Sí, es otra de las ventajas de trabajar con empresas alemanas; ellos también ofrecen fiabilidad cumpliendo todo lo que dicen. No se consigue el precio más ventajoso, es cierto, pero tampoco hay riesgos. En otros países sí los hay y solo cumplen cuando les interesa.

¿Qué consejo daría a una empresa que quiera exportar?

Lo primero, creo que es importante que las empresas tengan en cuenta que la exportación no es hablar de otro mercado sino otros mercados. En España vendes igual en Andalucía o en Castilla la Mancha, pero al exportar, no. Y debe haber un conjunto de mercados que puedan compensar su posible riesgo, es decir, repartir riesgos para tener seguridad, no concentrar.

También hay que tener claro que cada mercado es un mundo y que es un trabajo a medio y largo plazo. Hay que tener constancia y experiencia para aportar valor. La exportación esporádica no es internacionalización y la exportación a corto plazo no va a solucionar las dificultades de ninguna empresa. Por este motivo no estoy de acuerdo en el constante mensaje de la clase dirigente de que salir de la crisis pasa por la la internacionalización y la innovación.

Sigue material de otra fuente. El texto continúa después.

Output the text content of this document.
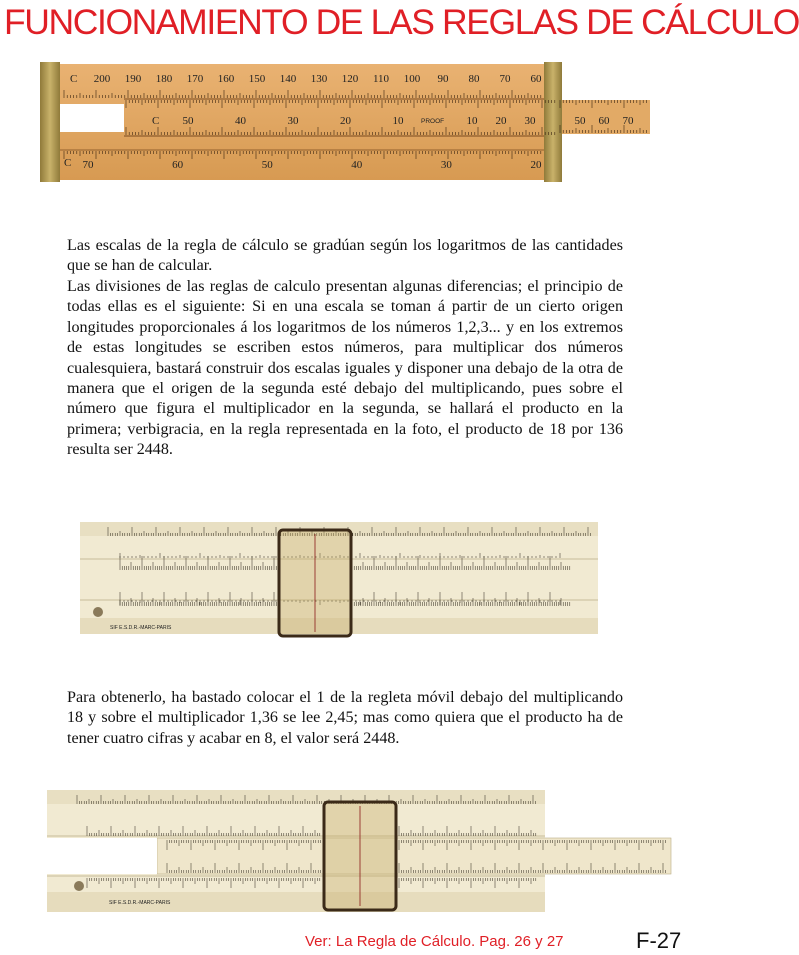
FUNCIONAMIENTO DE LAS REGLAS DE CÁLCULO
C 200 190 180 170 160 150 140 130 120 110 100 90 80 70 60
C 50	40	30	20	10	PROOF 10 20 30	50 60 70
C 70	60	50	40	30	20

Las escalas de la regla de cálculo se gradúan según los logaritmos de las cantidades que se han de calcular.

Las divisiones de las reglas de calculo presentan algunas diferencias; el principio de todas ellas es el siguiente: Si en una escala se toman á partir de un cierto origen longitudes proporcionales á los logaritmos de los números 1,2,3... y en los extremos de estas longitudes se escriben estos números, para multiplicar dos números cualesquiera, bastará construir dos escalas iguales y disponer una debajo de la otra de manera que el origen de la segunda esté debajo del multiplicando, pues sobre el número que figura el multiplicador en la segunda, se hallará el producto en la primera; verbigracia, en la regla representada en la foto, el producto de 18 por 136 resulta ser 2448.

SIF E.S.D.R.-MARC-PARIS

Para obtenerlo, ha bastado colocar el 1 de la regleta móvil debajo del multiplicando 18 y sobre el multiplicador 1,36 se lee 2,45; mas como quiera que el producto ha de tener cuatro cifras y acabar en 8, el valor será 2448.

SIF E.S.D.R.-MARC-PARIS
Ver: La Regla de Cálculo. Pag. 26 y 27	F-27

¿Cuál cree usted que sería la fórmula?

Cuando la casa está ardiendo, necesitas agua, no saber la composición del agua para ver cuál es la mejor que hay para apagar el fuego. Nadie dice que la innovación y la internacionalización no sean interesantes, pero ninguna de las dos se consigue de una forma inmediata, y eso los empresarios lo sabemos perfectamente. Por eso el mensaje de la clase política  y el del tejido empresarial sigue siendo distinto.